La ricerca sostiene che lo stile di vita cosiddetto occidentale, osannato da media e istituzioni come indice di progresso e benessere, utilizzato persino come scusa per muovere guerra – nel '91 George Bush padre disse “lo stile di vita americano non è in discussione” per giustificare all'opinione pubblica l'intervento militare in Irak – non solo non è sostenibile, ma va radicalmente cambiato se vogliamo sperare in un futuro per il pianeta. Continuando di questo passo, entro pochi anni resterebbero risorse solo per 1,4 miliardi di persone (a fronte di una popolazione mondiale che sfiora i 7 miliardi).
Solo negli ultimi cinque anni i consumi sono cresciuti del 28 per cento. I responsabili? Per buona parte i paesi più sviluppati. Si legge infatti che il 7 per cento più ricco della popolazione mondiale, una fetta relativamente piccola composta da 500 milioni di persone, è responsabile della metà delle emissioni nocive del pianeta. Un americano medio consuma quanto due europei, qualche decina di asiatici, diverse centinaia di africani.
Poi ci sono tutti gli altri, i poveri, quelli che del consumo delle risorse non possono che subirne le conseguenze. I 3 miliardi di persone provenienti dalla fascia più povera producono solo il 6 per cento delle emissioni nocive. Eppure sono proprio loro che fanno, e faranno, le spese maggiori del nostro sovraconsumo. Il continente africano è quello che soffre maggiormente dei cambiamenti climatici: un innalzamento della temperatura di pochi gradi può decretare la desertificazione – e dunque la totale inabitabilità – di interi paesi.
Ma lo “State of the World 2010” non contiene solo previsioni catastrofiche. Come recita il sottotitolo, il rapporto contiene anche una serie di consigli e buoni esempi per compiere la necessaria transizione “dal consumismo alla sostenibilità”.

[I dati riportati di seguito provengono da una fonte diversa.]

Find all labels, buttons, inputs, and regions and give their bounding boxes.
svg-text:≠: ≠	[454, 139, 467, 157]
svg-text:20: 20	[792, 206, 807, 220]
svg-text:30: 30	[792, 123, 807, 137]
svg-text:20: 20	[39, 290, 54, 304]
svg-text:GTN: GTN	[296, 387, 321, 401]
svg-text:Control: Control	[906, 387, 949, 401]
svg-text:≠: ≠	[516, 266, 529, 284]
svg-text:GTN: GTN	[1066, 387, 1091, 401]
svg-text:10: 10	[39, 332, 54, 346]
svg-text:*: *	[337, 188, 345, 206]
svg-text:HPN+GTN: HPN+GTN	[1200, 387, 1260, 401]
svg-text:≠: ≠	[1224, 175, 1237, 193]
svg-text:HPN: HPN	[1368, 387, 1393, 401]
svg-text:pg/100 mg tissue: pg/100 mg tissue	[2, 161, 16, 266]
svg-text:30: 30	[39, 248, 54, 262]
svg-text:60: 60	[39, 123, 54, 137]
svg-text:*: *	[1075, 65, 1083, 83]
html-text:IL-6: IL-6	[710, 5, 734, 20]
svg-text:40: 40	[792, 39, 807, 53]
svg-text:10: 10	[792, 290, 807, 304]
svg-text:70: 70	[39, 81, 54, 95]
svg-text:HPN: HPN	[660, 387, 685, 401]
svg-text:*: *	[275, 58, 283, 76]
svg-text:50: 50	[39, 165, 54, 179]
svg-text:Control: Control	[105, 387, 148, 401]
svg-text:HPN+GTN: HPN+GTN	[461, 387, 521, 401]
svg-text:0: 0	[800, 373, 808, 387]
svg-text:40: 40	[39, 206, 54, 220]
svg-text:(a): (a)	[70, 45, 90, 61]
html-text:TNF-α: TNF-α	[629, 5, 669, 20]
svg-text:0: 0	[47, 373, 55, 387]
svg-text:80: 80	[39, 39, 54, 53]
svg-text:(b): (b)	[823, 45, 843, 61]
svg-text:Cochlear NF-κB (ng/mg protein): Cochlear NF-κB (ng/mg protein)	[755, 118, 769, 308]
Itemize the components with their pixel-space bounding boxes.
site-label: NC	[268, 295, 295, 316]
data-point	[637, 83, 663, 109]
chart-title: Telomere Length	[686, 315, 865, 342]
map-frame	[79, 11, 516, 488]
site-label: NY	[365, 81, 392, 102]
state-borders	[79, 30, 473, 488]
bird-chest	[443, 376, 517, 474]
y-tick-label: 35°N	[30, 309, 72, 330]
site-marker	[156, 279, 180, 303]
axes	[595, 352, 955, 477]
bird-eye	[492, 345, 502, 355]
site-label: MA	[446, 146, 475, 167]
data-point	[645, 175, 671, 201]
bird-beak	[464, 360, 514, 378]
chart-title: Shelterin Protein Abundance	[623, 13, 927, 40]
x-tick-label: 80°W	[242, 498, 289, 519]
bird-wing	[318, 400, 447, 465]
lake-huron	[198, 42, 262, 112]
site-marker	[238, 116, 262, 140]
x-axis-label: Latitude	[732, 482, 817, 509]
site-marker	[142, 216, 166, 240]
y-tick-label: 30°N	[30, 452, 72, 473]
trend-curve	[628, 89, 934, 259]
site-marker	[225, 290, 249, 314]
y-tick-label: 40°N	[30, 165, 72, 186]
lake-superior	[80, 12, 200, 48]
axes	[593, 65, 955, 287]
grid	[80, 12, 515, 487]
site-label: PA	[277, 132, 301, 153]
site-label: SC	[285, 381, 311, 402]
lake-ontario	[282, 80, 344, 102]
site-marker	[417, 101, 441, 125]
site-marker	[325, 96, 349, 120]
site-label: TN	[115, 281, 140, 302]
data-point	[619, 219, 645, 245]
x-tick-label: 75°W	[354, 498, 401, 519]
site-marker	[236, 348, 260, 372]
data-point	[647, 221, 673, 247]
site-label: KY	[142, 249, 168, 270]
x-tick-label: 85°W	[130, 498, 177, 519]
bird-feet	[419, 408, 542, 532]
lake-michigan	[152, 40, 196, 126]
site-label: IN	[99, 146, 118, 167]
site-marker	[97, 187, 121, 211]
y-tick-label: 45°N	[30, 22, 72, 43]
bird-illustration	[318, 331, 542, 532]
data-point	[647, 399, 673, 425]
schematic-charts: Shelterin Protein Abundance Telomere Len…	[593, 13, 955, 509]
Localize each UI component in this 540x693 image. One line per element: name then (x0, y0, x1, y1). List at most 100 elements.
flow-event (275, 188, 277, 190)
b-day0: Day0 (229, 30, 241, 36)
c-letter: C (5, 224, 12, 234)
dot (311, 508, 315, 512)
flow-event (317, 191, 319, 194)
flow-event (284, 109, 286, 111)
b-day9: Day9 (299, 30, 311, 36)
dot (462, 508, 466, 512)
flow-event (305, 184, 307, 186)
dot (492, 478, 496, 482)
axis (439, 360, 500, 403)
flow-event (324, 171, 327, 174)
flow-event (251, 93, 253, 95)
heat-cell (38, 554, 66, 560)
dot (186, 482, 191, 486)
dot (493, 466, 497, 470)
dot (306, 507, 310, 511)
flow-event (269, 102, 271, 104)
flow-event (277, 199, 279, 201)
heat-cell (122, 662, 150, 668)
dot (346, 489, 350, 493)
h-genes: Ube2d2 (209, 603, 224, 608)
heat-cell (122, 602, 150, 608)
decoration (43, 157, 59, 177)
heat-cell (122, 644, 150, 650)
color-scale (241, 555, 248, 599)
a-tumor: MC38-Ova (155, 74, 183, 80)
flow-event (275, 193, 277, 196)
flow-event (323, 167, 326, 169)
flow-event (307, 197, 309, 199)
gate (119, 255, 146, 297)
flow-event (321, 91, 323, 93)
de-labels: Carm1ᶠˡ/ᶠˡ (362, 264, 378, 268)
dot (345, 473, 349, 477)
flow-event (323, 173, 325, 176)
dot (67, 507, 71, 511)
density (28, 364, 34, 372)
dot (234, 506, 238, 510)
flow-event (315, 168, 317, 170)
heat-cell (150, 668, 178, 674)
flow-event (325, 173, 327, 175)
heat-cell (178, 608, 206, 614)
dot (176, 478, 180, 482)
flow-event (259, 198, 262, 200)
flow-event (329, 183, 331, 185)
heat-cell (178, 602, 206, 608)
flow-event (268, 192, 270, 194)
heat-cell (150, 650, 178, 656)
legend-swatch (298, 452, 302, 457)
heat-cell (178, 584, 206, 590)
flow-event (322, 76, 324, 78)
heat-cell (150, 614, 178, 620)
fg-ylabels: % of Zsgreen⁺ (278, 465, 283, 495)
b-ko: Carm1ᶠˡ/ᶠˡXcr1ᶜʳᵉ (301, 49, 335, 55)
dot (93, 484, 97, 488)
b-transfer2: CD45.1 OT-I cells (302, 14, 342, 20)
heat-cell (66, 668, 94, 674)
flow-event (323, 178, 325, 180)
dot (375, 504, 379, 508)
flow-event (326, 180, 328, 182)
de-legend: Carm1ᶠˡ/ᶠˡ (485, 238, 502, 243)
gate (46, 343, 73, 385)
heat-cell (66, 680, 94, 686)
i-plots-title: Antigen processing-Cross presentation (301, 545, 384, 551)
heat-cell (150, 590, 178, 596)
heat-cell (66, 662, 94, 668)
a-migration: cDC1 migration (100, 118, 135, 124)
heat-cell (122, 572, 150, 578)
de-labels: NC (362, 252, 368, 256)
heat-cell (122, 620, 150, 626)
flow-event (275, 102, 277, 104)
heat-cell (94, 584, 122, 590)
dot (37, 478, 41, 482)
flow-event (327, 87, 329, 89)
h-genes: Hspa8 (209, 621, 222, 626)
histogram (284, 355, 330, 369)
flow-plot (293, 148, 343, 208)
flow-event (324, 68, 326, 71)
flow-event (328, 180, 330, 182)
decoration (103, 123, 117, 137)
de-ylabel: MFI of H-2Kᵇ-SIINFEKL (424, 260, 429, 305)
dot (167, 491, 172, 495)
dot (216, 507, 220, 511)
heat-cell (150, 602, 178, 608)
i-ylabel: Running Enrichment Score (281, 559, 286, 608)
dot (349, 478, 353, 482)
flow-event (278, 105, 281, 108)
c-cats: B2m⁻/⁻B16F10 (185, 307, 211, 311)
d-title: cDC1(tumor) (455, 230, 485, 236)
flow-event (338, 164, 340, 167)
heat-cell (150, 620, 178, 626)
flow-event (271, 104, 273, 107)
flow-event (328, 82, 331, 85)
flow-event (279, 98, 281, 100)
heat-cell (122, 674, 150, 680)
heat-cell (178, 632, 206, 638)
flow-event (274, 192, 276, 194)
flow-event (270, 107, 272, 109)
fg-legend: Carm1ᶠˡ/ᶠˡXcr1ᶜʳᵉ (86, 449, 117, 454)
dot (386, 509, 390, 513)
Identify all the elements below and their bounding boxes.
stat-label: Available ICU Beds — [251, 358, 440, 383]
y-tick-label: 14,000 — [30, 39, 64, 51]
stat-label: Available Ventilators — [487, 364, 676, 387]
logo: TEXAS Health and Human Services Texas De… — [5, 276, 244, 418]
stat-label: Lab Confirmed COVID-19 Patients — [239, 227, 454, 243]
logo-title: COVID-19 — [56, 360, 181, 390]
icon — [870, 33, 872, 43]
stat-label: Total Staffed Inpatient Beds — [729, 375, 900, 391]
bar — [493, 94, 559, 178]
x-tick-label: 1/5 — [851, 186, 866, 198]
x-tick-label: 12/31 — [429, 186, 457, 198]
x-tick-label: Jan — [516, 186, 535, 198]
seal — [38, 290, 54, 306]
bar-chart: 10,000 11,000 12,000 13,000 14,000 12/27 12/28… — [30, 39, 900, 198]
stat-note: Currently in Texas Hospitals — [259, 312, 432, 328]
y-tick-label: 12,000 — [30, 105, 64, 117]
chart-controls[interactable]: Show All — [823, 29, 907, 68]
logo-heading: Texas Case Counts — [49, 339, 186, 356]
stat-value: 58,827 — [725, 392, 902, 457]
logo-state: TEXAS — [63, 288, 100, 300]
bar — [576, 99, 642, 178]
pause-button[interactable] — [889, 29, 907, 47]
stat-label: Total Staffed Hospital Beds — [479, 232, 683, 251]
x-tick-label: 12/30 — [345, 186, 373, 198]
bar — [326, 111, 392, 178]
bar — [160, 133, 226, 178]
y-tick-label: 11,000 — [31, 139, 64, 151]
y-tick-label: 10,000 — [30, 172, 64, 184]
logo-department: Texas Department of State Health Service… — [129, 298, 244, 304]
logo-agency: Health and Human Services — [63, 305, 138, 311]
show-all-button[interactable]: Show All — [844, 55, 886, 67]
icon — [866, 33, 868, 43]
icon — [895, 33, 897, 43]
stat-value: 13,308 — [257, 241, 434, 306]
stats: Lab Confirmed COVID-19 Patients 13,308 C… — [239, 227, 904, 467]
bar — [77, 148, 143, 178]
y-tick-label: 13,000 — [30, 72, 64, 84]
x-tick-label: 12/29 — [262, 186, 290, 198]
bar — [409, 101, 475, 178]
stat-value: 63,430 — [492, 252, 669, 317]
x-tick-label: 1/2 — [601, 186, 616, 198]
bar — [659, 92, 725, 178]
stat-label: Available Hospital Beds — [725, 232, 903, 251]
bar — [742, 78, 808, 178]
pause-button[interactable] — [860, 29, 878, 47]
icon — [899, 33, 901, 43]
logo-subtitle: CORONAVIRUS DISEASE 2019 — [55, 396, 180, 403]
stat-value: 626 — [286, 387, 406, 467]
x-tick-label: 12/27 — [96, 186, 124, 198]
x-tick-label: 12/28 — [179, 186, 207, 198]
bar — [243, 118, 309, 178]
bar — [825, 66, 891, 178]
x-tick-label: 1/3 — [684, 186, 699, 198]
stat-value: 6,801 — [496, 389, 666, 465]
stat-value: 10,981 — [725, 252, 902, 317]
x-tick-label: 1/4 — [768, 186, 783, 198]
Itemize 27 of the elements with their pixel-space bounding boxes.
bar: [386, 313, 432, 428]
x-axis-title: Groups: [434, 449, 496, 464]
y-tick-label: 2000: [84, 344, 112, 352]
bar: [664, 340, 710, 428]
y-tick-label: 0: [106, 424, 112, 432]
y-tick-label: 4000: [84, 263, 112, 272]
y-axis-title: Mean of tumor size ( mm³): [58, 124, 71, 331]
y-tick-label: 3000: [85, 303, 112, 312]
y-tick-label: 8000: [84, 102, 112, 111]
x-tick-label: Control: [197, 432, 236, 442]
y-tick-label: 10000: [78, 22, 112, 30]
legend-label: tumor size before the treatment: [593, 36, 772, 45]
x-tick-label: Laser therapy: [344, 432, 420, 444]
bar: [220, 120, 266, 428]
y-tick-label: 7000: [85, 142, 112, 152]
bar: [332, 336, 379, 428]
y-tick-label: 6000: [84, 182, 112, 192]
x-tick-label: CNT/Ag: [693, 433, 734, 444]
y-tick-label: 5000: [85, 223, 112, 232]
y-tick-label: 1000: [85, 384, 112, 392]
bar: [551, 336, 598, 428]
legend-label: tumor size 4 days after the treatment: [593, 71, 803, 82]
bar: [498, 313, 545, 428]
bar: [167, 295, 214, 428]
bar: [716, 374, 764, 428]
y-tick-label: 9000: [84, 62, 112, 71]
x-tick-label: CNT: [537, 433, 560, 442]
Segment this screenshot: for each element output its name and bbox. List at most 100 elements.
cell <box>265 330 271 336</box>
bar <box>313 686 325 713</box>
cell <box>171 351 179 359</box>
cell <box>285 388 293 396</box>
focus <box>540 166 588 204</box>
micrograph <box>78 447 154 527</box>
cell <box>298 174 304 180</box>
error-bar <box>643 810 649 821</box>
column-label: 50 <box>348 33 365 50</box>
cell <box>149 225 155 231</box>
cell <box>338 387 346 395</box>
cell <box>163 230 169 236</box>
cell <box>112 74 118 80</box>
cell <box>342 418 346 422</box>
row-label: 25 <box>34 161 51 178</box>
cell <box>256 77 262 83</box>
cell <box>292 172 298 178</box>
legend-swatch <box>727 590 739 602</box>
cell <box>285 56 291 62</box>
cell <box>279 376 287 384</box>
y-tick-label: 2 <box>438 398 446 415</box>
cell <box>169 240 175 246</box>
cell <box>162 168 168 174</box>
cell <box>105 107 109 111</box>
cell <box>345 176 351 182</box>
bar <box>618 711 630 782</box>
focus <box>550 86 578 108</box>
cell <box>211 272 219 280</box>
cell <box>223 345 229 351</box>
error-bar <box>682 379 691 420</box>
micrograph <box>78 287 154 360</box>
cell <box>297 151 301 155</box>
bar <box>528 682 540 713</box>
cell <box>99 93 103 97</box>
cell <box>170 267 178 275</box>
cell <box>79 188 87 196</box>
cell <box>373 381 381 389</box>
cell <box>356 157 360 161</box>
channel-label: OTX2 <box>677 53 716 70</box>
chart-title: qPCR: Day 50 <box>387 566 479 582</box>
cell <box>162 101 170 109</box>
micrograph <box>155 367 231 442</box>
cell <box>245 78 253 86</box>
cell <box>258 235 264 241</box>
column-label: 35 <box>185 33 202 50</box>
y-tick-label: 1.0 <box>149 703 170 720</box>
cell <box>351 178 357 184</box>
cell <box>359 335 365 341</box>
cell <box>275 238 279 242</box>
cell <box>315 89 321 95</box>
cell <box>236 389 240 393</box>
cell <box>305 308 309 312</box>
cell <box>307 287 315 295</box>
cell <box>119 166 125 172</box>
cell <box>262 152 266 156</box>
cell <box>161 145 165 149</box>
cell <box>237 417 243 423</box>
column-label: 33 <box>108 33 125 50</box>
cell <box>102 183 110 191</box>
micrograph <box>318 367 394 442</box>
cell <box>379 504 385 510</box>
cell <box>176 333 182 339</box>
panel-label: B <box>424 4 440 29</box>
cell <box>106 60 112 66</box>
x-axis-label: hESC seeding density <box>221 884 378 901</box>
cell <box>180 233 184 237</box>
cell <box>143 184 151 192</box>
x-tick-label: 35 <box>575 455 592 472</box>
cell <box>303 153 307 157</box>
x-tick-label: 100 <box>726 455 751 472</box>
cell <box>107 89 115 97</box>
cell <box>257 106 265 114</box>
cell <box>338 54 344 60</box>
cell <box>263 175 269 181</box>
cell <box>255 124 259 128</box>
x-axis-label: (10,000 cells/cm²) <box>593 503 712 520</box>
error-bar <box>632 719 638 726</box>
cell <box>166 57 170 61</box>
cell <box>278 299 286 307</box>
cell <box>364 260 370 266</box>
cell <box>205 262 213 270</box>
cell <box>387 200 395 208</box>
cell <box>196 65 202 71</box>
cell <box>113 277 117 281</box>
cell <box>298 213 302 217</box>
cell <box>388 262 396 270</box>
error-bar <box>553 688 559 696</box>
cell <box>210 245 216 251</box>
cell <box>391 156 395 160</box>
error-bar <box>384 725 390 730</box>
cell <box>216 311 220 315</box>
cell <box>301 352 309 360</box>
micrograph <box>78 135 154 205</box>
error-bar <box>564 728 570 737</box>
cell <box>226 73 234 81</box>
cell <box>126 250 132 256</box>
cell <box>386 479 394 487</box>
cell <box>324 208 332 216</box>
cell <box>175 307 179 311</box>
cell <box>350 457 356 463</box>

Per l'Italia vengono citati, fra gli esempi da seguire, i Piedibus, sistema organizzato in cui un gruppo di genitori volontari accompagna i bambini a scuola a piedi, e le mense delle scuole romane, che sempre più prediligono menù biologici e a basso chilometraggio. In generale sono riportate un gran numero di buone pratiche sperimentate in varie parti del mondo che, se venissero adottate in massa potrebbero risolvere molti dei problemi sopra citati. In altre parole, le soluzioni non mancano. Avremo la forza di adottarle?